Let’s check in on the action.
- Asia’s major indices are solidly in the green in afternoon trade. All major indices are higher, led by Japan’s Nikkei (+1.3%).
- Huawei plans to go on the offensive to preserve its spot as the 5G vendor-of-choice in its key U.K. market. Part of its campaign will be to convince Britain (and the world) it’s not controlled by Beijing.
- Crude is climbing following an agreement by OPEC and its allies to extend production cuts.
- The European bourses fell out of the gates. The benchmark Stoxx Europe 600 opened 0.7% lower.
- Could Big Pharma be getting a little smaller?

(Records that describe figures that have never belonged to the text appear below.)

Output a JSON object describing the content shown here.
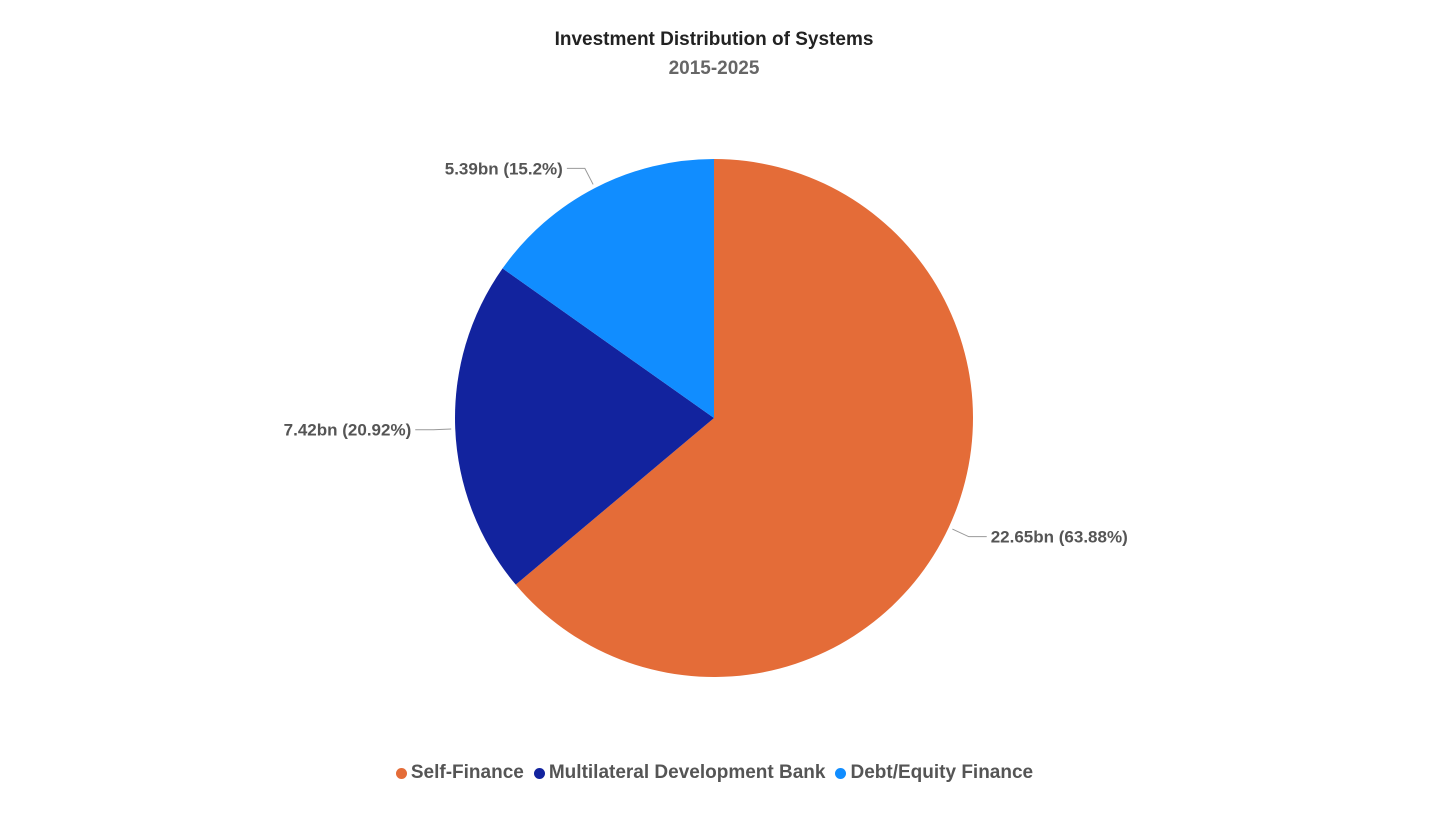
{
  "chart_data": {
    "type": "pie",
    "title": "Investment Distribution of Systems",
    "subtitle": "2015-2025",
    "start_angle": "top",
    "direction": "clockwise",
    "slices": [
      {
        "name": "Self-Finance",
        "value": 22.65,
        "percent": 63.88,
        "label": "22.65bn (63.88%)",
        "color": "#E46C38"
      },
      {
        "name": "Multilateral Development Bank",
        "value": 7.42,
        "percent": 20.92,
        "label": "7.42bn (20.92%)",
        "color": "#12239E"
      },
      {
        "name": "Debt/Equity Finance",
        "value": 5.39,
        "percent": 15.2,
        "label": "5.39bn (15.2%)",
        "color": "#118DFF"
      }
    ],
    "legend_position": "bottom-center"
  }
}
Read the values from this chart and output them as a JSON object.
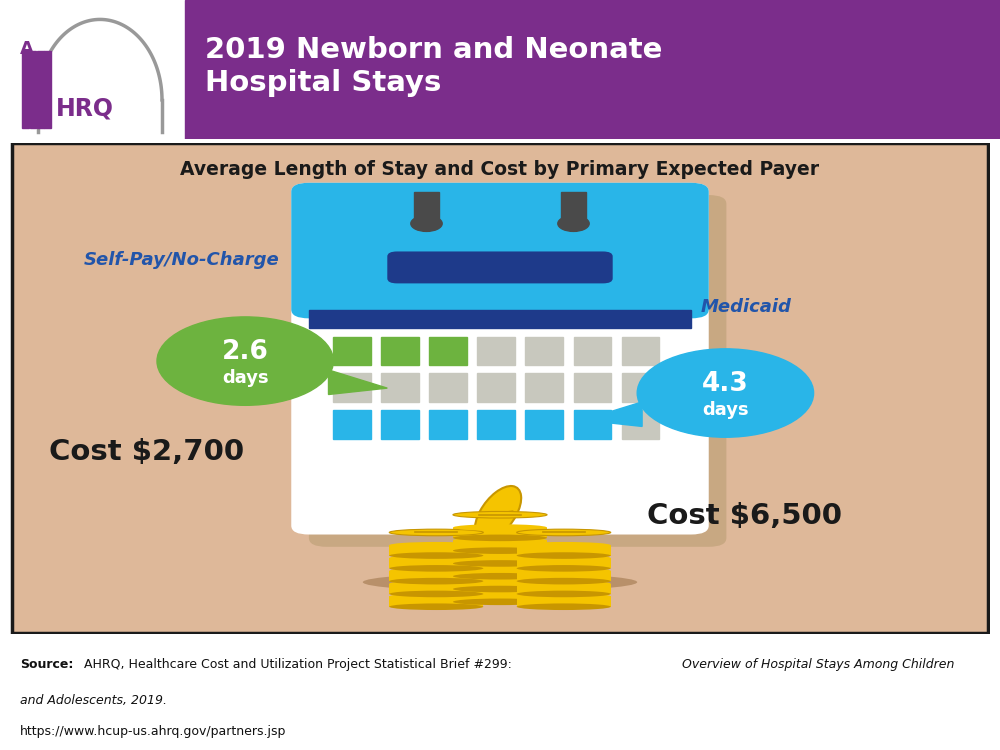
{
  "title": "2019 Newborn and Neonate\nHospital Stays",
  "header_bg_color": "#7B2D8B",
  "header_text_color": "#FFFFFF",
  "content_bg_color": "#DEB899",
  "content_border_color": "#1A1A1A",
  "subtitle": "Average Length of Stay and Cost by Primary Expected Payer",
  "subtitle_color": "#1A1A1A",
  "payer1_label": "Self-Pay/No-Charge",
  "payer1_color": "#2255AA",
  "payer1_days_text1": "2.6",
  "payer1_days_text2": "days",
  "payer1_days_bg": "#6DB33F",
  "payer1_cost": "Cost $2,700",
  "payer2_label": "Medicaid",
  "payer2_color": "#2255AA",
  "payer2_days_text1": "4.3",
  "payer2_days_text2": "days",
  "payer2_days_bg": "#29B5E8",
  "payer2_cost": "Cost $6,500",
  "cost_text_color": "#1A1A1A",
  "calendar_blue": "#29B5E8",
  "calendar_dark_blue": "#1E3A8A",
  "calendar_white": "#FFFFFF",
  "calendar_green": "#6DB33F",
  "calendar_light_gray": "#C8C8BE",
  "calendar_shadow": "#C8A882",
  "coin_gold": "#F5C400",
  "coin_dark_gold": "#C89600",
  "coin_shadow": "#B8906A",
  "source_bold": "Source:",
  "source_normal": " AHRQ, Healthcare Cost and Utilization Project Statistical Brief #299: ",
  "source_italic": "Overview of Hospital Stays Among Children\nand Adolescents, 2019.",
  "source_url": "https://www.hcup-us.ahrq.gov/partners.jsp",
  "ahrq_purple": "#7B2D8B",
  "arch_gray": "#999999",
  "figsize": [
    10,
    7.5
  ],
  "dpi": 100
}
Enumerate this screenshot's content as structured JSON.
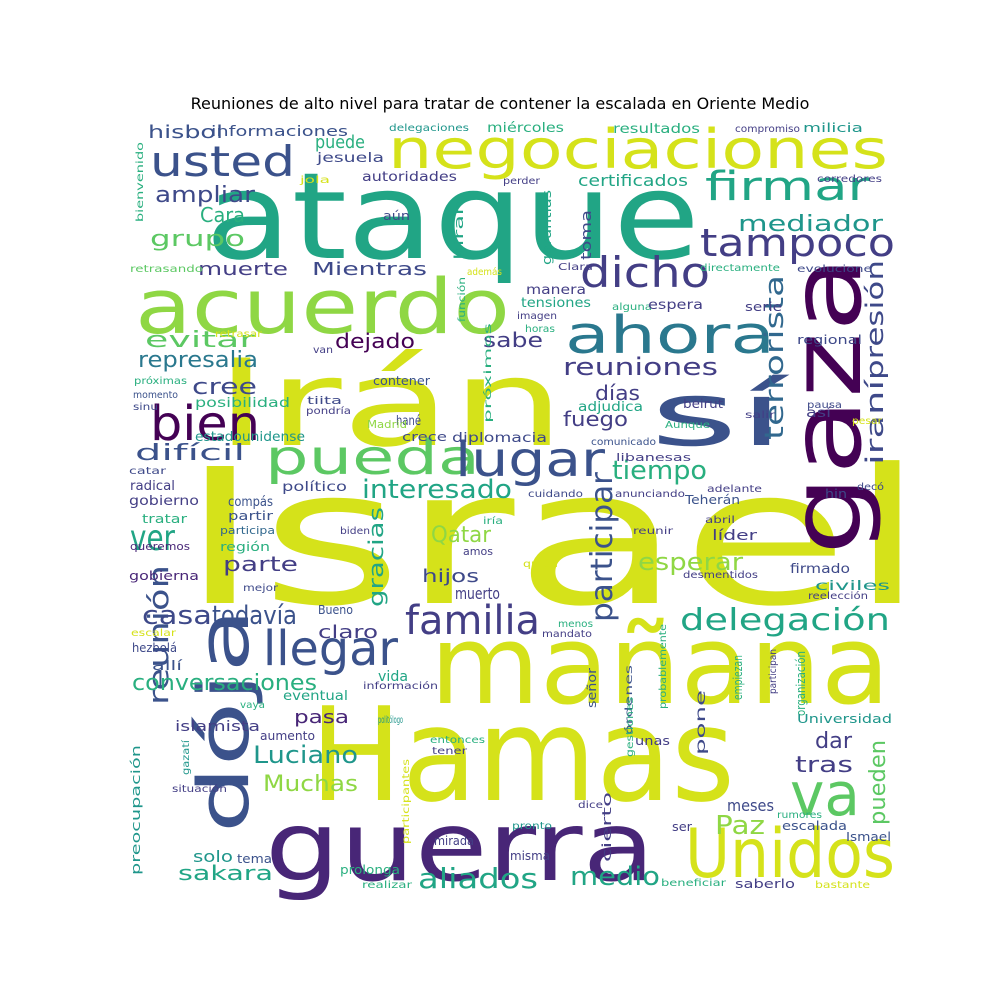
{
  "title": "Reuniones de alto nivel para tratar de contener la escalada en Oriente Medio",
  "colors": {
    "yellow": "#d5e21a",
    "lime": "#8fd744",
    "green": "#5cc863",
    "teal": "#21a585",
    "tealdark": "#1f968b",
    "blue": "#2a788e",
    "slate": "#3b528b",
    "indigo": "#433e85",
    "purple": "#440154",
    "violet": "#482677",
    "lightgreen": "#a0da39",
    "cyan": "#29af7f",
    "ocean": "#31688e",
    "deep": "#3e4989"
  },
  "words": [
    "Israel",
    "Hamas",
    "mañana",
    "ataque",
    "guerra",
    "Irán",
    "gaza",
    "Unidos",
    "acuerdo",
    "dója",
    "negociaciones",
    "ahora",
    "sí",
    "va",
    "pueda",
    "lugar",
    "bien",
    "llegar",
    "firmar",
    "usted",
    "dicho",
    "tampoco",
    "familia",
    "delegación",
    "reuniones",
    "ver",
    "reunión",
    "aliados",
    "Luciano",
    "terrorista",
    "presión",
    "iraní",
    "participar",
    "interesado",
    "tiempo",
    "esperar",
    "casa",
    "todavía",
    "conversaciones",
    "Paz",
    "medio",
    "pueden",
    "tras",
    "dar",
    "grupo",
    "mediador",
    "ampliar",
    "certificados",
    "hisbol",
    "represalia",
    "evitar",
    "dejado",
    "sabe",
    "cree",
    "días",
    "fuego",
    "difícil",
    "gracias",
    "Qatar",
    "hijos",
    "parte",
    "muerto",
    "claro",
    "muerte",
    "Mientras",
    "Muchas",
    "pasa",
    "sakara",
    "solo",
    "meses",
    "vida",
    "Cara",
    "puede",
    "informaciones",
    "autoridades",
    "jesuela",
    "miércoles",
    "resultados",
    "compromiso",
    "milicia",
    "delegaciones",
    "perder",
    "corredores",
    "bienvenido",
    "jola",
    "toma",
    "aún",
    "kiran",
    "garantías",
    "Clara",
    "manera",
    "tensiones",
    "alguna",
    "espera",
    "serie",
    "retrasando",
    "además",
    "función",
    "directamente",
    "evolucione",
    "imagen",
    "retrasar",
    "horas",
    "van",
    "regional",
    "próximas",
    "momento",
    "contener",
    "posibilidad",
    "tiita",
    "sinu",
    "pondría",
    "hané",
    "Madrid",
    "estadounidense",
    "crece",
    "diplomacia",
    "próximos",
    "adjudica",
    "beirut",
    "comunicado",
    "Aunque",
    "pausa",
    "pesar",
    "salir",
    "así",
    "libanesas",
    "catar",
    "radical",
    "gobierno",
    "político",
    "compás",
    "cuidando",
    "anunciando",
    "adelante",
    "Teherán",
    "decó",
    "hin",
    "tratar",
    "partir",
    "participa",
    "biden",
    "iría",
    "reunir",
    "abril",
    "líder",
    "región",
    "queremos",
    "amos",
    "gobierna",
    "quién",
    "firmado",
    "civiles",
    "desmentidos",
    "mejor",
    "reelección",
    "Bueno",
    "menos",
    "mandato",
    "escalar",
    "hezbolá",
    "allí",
    "eventual",
    "información",
    "señor",
    "órdenes",
    "probablemente",
    "empiezan",
    "participan",
    "organización",
    "Universidad",
    "vaya",
    "islamista",
    "pone",
    "politólogo",
    "aumento",
    "entonces",
    "tener",
    "gestiones",
    "unas",
    "gazatí",
    "situación",
    "preocupación",
    "participantes",
    "dice",
    "pronto",
    "cierto",
    "rumores",
    "ser",
    "escalada",
    "Ismael",
    "tema",
    "mirada",
    "misma",
    "prolonga",
    "realizar",
    "beneficiar",
    "saberlo",
    "bastante"
  ]
}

Bloomberg reports Gilead and AstraZeneca, both of whom are working on COVID-19 cures, are kicking the tires on a merger. It would be the biggest healthcare tie-up ever, creating a $240 billion giant.
- Britain is on a collision course with airlines furious over the country’s quarantine measures for inbound travelers. It goes into effect today despite threats from BA, Ryanair and Easyjet to sue over the measure.
- The Dow, S&P 500 and Nasdaq futures point to a positive open. The Dow just came off a monster week, climbing 6.8%, its best stretch since early April. I may have to trot out that Dow 30K quiz again.
- Boeing and the airlines were big gainers last week. But Big Tech is still the sector everyone wants in their portfolio, especially popular with individual investors.
- What’s on this week’s calendar? The Fed meets Tuesday and Wednesday. It’s not expected to touch rates. We also get key data on the inflation picture with CPI and PPI reports mid-week, and the U. of Michigan consumer sentiment report on Friday.
- Gold is up.
- The dollar is flat.
- Crude continues to gain ground. Brent is now above above $42/barrel.
Let’s head to the Inbox
On Thursday, before Friday’s surprise payrolls report, I shared here an Allianz investor sentiment survey that showed—to me, anyhow—a disjointed view of the future. Investors were largely pessimistic about the economy, fearing a big recession, but not so fearful that they were compelled to sit out the current markets rally. I then put the question to Bull Sheet readers: does all the doom and gloom—the pandemic death toll, the sheer number of unemployed, the great social unrest, the historic deficit spending on bailouts, the collapse in growth—factor into your investing decisions.
I got some very interesting feedback, which I’m sharing here this morning. They’ve been edited for brevity.
Stocks: the only game in town
When everything is down, particularly interest rates, is there another game in town, if not the stock market? — J.A.
In Fed we trust
I think this rally is an expression of the belief that central banks will be effective at backstopping asset prices. They will act as the almighty buyer when everyone wants to sell. So this is essentially the confidence that liquidity to exit will be present no matter what. To quote Stan Druckenmiller “when the Fed buys bonds, bonds go down & stocks go up!” — S.D.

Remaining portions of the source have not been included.